Interface, Inc, the world’s largest modular carpet manufacturer, announced on Sept 23 at the 2014 Clinton Global Initiative (CGI) Annual Meeting, its commitment to expanding Net-Works™ in partnership with Zoological Society of London (ZSL).
Net-Works is an innovative, cross-sector collaboration designed to tackle the growing environmental problem of discarded fishing nets in some of the world’s poorest coastal communities, while at the same time supporting one of the company’s ambitious Mission Zero® goals to source 100 per cent recycled nylon. Today, the program is established in rural coastal areas in the central Philippines (including the Bantayan Islands and Danajon Bank, one of only six double-barrier reefs in the world).
With the CGI Commitment to Action, the team announces that Net-Works will be expanded, with a new net collection hub in the Lake Ossa region of Cameroon, and in two additional hubs anticipated over the next three years.
“Inclusive business is about finding ways to have a net positive impact on social and environmental issues while still minding the bottom line,” said Nigel Stansfield, chief innovations officer for Interface. “We are challenging the status quo to reimagine our supply chain in a way that improves our ability to source recycled content, while simultaneously cleaning up oceans and lakes and lifting people from poverty.
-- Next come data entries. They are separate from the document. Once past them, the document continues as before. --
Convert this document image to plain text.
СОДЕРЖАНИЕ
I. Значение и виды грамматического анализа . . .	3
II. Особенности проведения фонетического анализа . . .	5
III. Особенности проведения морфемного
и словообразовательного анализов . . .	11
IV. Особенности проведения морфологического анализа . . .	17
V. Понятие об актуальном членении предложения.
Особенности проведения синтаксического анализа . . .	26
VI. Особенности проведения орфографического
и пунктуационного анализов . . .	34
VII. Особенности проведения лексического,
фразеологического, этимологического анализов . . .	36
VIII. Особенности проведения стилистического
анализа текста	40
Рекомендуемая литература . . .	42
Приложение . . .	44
It’s ambitious, and it’s working.”
Over the last 18 months, Net-Works hubs have collected in excess of 38,600 kg of discarded fishing nets, helping 4,500 villagers in communities in the Philippines to earn supplemental income equal to 84,000 additional meals. It is anticipated that over the next three years, Net-Works will support and strengthen over 500 hectares of community-based Marine Protected Areas (MPAs) in Net-Works regions, thereby helping to restore the biodiversity of the aquatic ecosystems.
Gathered nets are recycled by Italian yarn manufacturer Aquafil in their ECONYL® Regeneration System into nylon yarn that Interface uses to produce carpet tile.
Dr. Heather Koldewey, head of global conservation programs for Zoological Society of London, said: “We believe Net-Works is both scalable and replicable, and we also commit at CGI to develop the Net-Works infrastructure so that it can become a free-standing, financially viable program independent of Interface and ZSL.” To that end, a Net-Works tool kit will be released in first quarter of 2015, a field guide that will help additional partners set up Net-Works collection hubs in pursuit of inclusive business.
In poor Philippines coastal villages in and around Danajon Bank where marine life and reefs are endangered, fishermen gather and bundle discarded nylon nets (which would otherwise last for 600 years) for shipment to yarn supplier Aquafil, which developed certain nylon recycling technology. In these villages, 892 households (4,460 people) have engaged with the program and can now:
- recycle their nets to earn extra income;
- access financial services through self-run community banks, so they can take out micro-loans for education and business ventures and have secure savings; and
- be empowered to clean beaches of old nets and ensure no more nets are discarded on the beach or in the water.
So far, more than 38,600 kg have been collected from these villages; laid end to end, those nets would stretch 90 per cent of the way around the world.
One important aspect of Net-Works is that it gives women an equal opportunity to participate and receive an additional source of income from net collection, making them integral, decision-making members of the community banking systems developing as a result of this program. Net-Works does not employ children directly (or any of the villagers), although many of the village children participate with their family members in “beach clean ups” to collect nets and learn about conservation.
Professor Stuart Hart of Cornell University, a leading authority on the implications of environment and poverty on business strategy, says, “Net-Works is a win environmentally, a win socially … and to me that’s the gold standard.”
In 2014, ZSL received nearly US$1 million in two three-year grants from the Darwin Initiative, a U.K. government funding program that helps countries with rich biodiversity but poor financial resources to meet their objectives. The grants will help adapt the Net-Works model in Cameroon’s Lake Ossa Wildlife Reserve, an important refuge for West African manatees and other freshwater species, as well as provide vital support to expand the current net collection infrastructure in the Philippines.